Fiercely Modern: Art of the Naga Warrior – An exhibition about the Naga tribes living on the border between India (Arunachal Pradesh, Assam, Nagaland and Manipur) and Burma has been running from April 26 and it will continue till September 26 at the Rubin Museum of Art, 150 West 17th Street in New York (USA).
The Nagas had the reputation for being fearsome headhunters. They produce decorative ornaments, expressive wood carvings, and vividly colored textiles.
The exhibition’s most attractive objects are those worn by warriors, including bracelets, chest pieces and elaborate ceremonial headdresses made from metal, beads, feathers, animal bones and teeth, dyed hair and fur. Curated by Jan Van Alphen and Installation photography by David DeArmas.

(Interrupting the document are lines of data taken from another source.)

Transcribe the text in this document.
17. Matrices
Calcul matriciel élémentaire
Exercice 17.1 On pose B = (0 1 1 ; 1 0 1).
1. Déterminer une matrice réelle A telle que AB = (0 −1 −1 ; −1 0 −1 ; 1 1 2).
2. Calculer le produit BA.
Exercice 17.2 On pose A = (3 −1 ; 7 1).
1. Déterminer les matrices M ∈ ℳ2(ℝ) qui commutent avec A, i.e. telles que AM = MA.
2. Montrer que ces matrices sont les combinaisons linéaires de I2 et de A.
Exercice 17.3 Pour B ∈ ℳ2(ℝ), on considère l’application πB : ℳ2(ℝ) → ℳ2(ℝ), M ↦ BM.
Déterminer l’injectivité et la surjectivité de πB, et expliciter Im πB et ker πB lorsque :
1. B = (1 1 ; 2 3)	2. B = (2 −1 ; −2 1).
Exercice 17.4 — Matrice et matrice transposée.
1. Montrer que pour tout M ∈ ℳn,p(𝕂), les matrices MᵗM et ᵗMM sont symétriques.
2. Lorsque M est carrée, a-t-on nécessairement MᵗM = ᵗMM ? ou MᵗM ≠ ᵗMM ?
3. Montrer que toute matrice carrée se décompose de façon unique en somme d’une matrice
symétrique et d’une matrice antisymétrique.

Due to the efforts of American Baptist missionaries in the 20th century, the Naga became fervent Christians. However, their ancient customs and habits remain alive under a layer of Christian devotion. Originally assembled by Christoph von Furer Haimendorf in the 1930s, the collection has been augmented in recent years. The exhibition will also include ceremonial costumes and weapons and large-scale photographs of Naga people.

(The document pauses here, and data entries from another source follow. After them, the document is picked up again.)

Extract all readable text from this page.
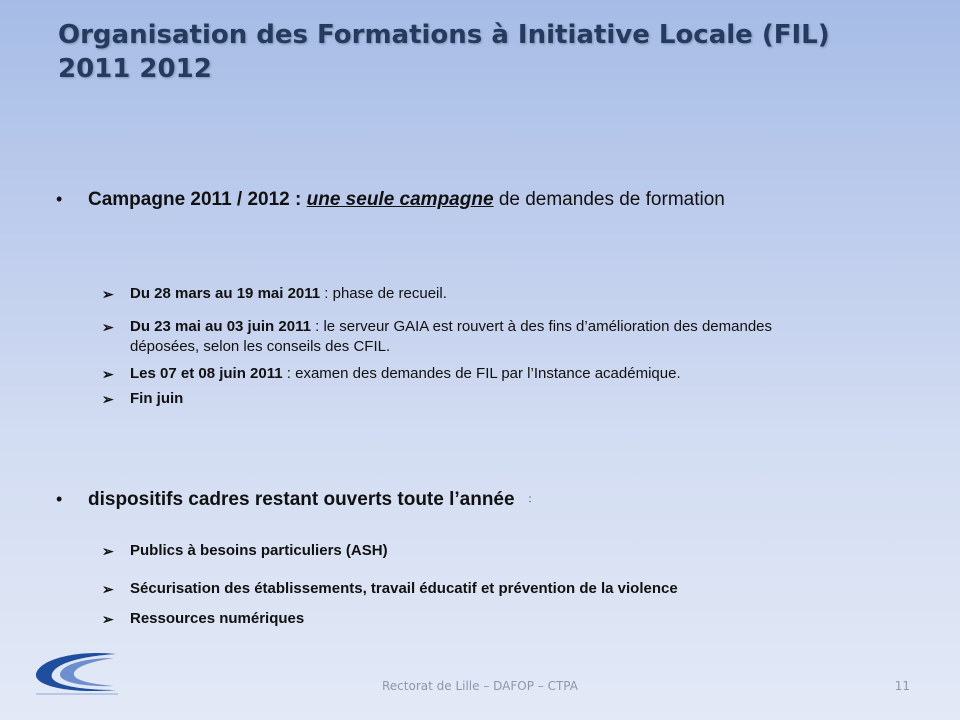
Organisation des Formations à Initiative Locale (FIL)
2011 2012
• Campagne 2011 / 2012 : une seule campagne de demandes de formation
➢ Du 28 mars au 19 mai 2011 : phase de recueil.
➢ Du 23 mai au 03 juin 2011 : le serveur GAIA est rouvert à des fins d’amélioration des demandes déposées, selon les conseils des CFIL.
➢ Les 07 et 08 juin 2011 : examen des demandes de FIL par l’Instance académique.
➢ Fin juin
• dispositifs cadres restant ouverts toute l’année :
➢ Publics à besoins particuliers (ASH)
➢ Sécurisation des établissements, travail éducatif et prévention de la violence
➢ Ressources numériques
Rectorat de Lille – DAFOP – CTPA	11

To contemporary Western eyes, however, the most sophisticated works are the shawls and wrap skirts, which, in the Naga’s strict division of labor, were woven exclusively by women. (Basketry was the men’s purview, and the show includes some impressive examples of that craft.) With their stripes, grids and zigzagging lines producing rhythmic geometric patterns, the textiles on view look as if they were designed by a mid-20th-century Modernist like Anni Albers.